Top Ten Questions on the Census To Ask Commerce Secretary Evans

Mar 6, 2001
Press Release

WASHINGTON, D.C. - Today, Congresswoman Carolyn B. Maloney released the following "Top Ten Questions on the Census to Ask Commerce Secretary Evans" at his Commerce Department press conference today:


10. Will you voluntarily release all of the data that the Census Bureau has compiled, particularly: the detailed information listing gross over-counts and undercounts; the total number of errors in the Census; and the block level corrected data that has been completed; or will you require states, localities and scientists wanting the information to sue you under the Freedom of Information Act as they had to do under your predecessor Secretary Robert Mosbacher?

9. President Bush spoke to the Democratic Issues Retreat and said he had not been " briefed" on the Rule. Why didn't anyone tell him about "the deal," as reported in The Wall Street Journal just a few days later, indicating that you, Mr. Secretary, would kill corrected numbers if the Census Bureau recommended releasing them?

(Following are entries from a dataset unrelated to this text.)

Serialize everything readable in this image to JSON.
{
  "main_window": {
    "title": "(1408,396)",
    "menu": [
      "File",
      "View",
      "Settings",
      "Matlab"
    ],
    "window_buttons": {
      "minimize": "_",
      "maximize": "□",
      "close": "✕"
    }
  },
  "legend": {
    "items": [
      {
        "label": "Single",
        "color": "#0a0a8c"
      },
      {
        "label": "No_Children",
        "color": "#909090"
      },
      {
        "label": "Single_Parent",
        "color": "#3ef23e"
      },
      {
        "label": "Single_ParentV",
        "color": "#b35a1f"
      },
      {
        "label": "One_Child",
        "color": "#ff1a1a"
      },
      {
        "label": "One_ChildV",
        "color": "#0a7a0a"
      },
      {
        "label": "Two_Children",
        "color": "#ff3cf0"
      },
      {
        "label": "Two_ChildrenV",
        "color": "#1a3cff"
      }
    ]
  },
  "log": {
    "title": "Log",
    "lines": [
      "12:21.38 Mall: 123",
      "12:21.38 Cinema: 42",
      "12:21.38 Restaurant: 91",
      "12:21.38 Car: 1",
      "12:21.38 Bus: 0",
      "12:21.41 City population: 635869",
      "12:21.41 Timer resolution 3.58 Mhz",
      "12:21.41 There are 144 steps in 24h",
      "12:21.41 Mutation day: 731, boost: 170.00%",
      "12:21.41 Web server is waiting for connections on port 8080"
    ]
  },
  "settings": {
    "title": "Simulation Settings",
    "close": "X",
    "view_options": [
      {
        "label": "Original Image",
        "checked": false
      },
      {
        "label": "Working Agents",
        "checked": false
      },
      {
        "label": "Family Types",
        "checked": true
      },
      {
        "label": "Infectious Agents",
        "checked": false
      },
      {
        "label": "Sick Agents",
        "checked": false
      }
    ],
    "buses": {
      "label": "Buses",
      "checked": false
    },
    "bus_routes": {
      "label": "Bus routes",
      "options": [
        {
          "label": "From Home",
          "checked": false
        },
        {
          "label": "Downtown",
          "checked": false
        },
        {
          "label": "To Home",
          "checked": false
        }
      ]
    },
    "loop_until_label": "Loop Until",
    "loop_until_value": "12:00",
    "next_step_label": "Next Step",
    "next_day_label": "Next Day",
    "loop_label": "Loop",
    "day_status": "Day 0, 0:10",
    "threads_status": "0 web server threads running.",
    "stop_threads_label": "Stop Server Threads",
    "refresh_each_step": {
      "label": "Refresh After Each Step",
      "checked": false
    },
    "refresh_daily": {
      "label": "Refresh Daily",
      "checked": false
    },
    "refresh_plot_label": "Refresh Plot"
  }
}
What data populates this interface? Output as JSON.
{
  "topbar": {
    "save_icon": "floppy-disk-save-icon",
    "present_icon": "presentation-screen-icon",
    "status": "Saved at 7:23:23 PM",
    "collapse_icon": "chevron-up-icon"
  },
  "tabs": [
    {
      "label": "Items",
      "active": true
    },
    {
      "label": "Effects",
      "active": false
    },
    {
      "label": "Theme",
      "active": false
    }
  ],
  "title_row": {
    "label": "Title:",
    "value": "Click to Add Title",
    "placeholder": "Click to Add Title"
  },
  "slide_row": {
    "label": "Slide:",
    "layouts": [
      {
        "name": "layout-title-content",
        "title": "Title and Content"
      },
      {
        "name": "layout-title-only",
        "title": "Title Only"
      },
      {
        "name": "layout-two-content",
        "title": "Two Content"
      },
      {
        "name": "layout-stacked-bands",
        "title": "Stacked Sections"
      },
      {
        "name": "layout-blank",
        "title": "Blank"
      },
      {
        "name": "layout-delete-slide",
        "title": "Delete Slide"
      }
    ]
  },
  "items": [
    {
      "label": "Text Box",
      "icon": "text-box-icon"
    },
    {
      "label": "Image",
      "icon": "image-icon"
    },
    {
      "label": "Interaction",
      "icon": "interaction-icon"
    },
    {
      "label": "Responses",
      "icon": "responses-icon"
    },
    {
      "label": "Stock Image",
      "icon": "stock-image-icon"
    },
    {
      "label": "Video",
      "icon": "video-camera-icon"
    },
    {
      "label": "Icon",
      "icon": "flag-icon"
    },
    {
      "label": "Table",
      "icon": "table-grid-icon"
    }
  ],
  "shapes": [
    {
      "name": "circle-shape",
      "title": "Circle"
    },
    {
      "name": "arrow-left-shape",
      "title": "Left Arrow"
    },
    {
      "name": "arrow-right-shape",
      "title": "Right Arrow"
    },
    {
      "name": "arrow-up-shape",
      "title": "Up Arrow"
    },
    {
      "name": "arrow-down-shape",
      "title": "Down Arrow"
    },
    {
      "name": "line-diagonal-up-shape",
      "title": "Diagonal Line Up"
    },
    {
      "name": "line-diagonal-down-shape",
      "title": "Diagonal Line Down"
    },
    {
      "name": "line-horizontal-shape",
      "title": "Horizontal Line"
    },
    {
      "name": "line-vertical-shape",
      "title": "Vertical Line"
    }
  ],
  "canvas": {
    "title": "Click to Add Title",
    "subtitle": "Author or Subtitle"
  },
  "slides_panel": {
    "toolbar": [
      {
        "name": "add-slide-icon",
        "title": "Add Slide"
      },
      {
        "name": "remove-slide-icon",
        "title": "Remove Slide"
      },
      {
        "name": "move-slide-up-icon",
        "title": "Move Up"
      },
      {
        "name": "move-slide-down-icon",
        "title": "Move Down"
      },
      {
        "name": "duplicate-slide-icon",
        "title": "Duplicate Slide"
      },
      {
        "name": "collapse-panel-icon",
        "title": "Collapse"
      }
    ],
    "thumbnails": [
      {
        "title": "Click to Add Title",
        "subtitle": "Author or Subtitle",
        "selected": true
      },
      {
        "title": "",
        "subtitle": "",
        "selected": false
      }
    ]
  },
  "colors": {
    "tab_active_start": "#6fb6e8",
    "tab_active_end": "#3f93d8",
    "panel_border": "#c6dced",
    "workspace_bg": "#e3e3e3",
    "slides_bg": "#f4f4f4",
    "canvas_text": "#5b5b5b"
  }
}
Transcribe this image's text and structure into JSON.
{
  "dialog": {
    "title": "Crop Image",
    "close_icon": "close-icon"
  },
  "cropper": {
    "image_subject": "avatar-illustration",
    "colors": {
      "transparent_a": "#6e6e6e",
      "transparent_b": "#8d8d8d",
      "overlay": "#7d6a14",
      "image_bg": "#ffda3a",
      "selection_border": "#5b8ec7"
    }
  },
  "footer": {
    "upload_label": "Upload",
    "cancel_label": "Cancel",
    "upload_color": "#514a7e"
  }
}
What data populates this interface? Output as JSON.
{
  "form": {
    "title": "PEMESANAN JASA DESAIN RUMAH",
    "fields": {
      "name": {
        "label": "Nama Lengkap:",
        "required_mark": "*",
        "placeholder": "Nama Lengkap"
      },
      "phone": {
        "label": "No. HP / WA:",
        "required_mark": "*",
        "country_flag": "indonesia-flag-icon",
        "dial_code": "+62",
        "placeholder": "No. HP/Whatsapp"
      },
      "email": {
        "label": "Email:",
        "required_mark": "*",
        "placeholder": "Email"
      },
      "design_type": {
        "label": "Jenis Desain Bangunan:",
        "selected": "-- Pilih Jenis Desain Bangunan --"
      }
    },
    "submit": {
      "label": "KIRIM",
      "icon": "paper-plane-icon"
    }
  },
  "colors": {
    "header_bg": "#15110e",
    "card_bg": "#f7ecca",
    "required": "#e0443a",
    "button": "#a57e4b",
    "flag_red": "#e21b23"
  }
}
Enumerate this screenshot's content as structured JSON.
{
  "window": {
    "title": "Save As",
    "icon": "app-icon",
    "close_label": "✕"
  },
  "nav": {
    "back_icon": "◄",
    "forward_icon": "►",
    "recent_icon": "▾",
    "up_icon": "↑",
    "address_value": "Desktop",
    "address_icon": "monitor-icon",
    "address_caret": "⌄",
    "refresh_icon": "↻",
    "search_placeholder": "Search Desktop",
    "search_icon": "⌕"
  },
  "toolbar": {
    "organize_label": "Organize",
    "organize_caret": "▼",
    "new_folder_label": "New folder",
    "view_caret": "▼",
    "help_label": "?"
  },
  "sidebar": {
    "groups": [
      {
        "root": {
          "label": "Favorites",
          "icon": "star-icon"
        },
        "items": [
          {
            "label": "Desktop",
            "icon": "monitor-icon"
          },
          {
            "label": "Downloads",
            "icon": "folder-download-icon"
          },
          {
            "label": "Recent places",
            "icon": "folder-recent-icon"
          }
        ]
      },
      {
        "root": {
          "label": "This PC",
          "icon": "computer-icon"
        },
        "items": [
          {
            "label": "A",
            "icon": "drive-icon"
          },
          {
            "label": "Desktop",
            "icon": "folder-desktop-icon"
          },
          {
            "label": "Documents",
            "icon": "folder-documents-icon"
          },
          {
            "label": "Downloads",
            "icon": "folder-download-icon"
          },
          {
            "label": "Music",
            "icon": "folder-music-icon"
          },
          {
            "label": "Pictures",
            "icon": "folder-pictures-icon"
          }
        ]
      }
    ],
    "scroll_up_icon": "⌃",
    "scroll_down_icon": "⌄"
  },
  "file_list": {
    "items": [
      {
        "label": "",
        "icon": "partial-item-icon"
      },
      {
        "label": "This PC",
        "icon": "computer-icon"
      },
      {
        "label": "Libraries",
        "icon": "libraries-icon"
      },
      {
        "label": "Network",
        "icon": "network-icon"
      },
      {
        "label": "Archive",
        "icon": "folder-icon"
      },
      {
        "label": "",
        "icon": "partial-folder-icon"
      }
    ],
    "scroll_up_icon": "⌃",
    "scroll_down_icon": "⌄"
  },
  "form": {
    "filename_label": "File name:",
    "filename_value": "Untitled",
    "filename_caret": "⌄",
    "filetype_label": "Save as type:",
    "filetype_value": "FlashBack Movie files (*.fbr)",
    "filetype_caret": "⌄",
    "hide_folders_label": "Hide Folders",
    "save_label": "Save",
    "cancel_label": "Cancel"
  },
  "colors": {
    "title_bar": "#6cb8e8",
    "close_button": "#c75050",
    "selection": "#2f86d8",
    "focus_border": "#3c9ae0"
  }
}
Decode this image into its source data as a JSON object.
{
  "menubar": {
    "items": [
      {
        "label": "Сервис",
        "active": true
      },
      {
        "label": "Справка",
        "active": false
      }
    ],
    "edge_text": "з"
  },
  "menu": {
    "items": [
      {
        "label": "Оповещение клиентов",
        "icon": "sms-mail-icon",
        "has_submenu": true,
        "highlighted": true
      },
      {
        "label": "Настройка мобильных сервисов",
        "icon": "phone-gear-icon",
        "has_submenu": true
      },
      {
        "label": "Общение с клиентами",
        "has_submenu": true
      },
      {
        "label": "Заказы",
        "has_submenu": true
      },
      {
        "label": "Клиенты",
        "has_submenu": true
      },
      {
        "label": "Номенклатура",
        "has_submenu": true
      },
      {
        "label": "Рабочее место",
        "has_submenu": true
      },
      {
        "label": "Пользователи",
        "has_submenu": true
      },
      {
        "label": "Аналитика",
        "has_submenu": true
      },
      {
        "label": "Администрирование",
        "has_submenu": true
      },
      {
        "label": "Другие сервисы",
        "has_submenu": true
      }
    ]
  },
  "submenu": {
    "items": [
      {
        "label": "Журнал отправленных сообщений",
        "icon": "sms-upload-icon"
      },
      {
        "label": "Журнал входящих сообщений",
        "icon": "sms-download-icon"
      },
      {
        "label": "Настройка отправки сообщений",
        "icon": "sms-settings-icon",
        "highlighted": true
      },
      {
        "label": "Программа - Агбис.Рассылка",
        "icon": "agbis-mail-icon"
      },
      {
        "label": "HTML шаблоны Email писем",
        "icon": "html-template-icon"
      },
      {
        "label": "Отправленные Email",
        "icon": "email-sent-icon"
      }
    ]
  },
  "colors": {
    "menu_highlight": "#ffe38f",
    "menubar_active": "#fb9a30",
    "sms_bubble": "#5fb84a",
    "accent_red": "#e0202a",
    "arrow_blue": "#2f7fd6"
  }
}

8. In evaluating the 2000 Census, the Census Bureau has not yet said that uncorrected data is more accurate than corrected data. The Bureau has only said it didn't have time to know for sure. Will you let the Bureau complete its efforts unhindered and as quickly as possible to resolve the Bureau's questions?

7. How do you assume that the raw numbers are more accurate than the corrected numbers when, in fact, the Census Bureau uses the results of the Accuracy and Coverage Evaluation to show that the raw count missed more than 3 million Americans?

6. There is still a differential undercount. It will result in Blacks, Hispanics, Asian Pacific Islanders, American Indians, and children being missed in legislative districts above the national average and it will result in affluent people being counted twice -- leading to an unfair distribution of federal funds. Why do you believe it is acceptable for Americans to live with this discrepancy for ten more years?

5. What are you going to do about people still being uncounted in Census 2000?

4. Will you use modern statistical methods to correct the undercount for purposes of allocating federal funds in the future?

3. What is an acceptable level of missed people in the Census?

2. Section 195 of the Census Act says you "shall" use sampling if "feasible." Isn't it feasible to use sampling?

1. Upon hearing the news that the professionals at the Census Bureau were unable in the time allotted to count the millions of people who had been left out of the Census, Republicans at the Census Subcommittee released a smug statement with the headline "Game , Set, Match." Do you believe this response by Republicans in Congress minimized the seriousness of millions of minorities, people living below the poverty line, and children being uncounted?

In addition to the questions listed above, Mrs. Maloney released the following statement today:

"I hope that the Administration will release the detailed information that the Census has compiled as part of its decision making process. If the Census Bureau has more work to resolve the 2000 Census' 'undetected problems,' making the detailed information available to the public could bring critical help to ensure the counting of those who are still left out of the Census.

"I would hope that the Secretary will tell the American people that he will continue to pursue making the Census as accurate as possible and that unlike what happened in Florida we won't let the clock run out on counting people."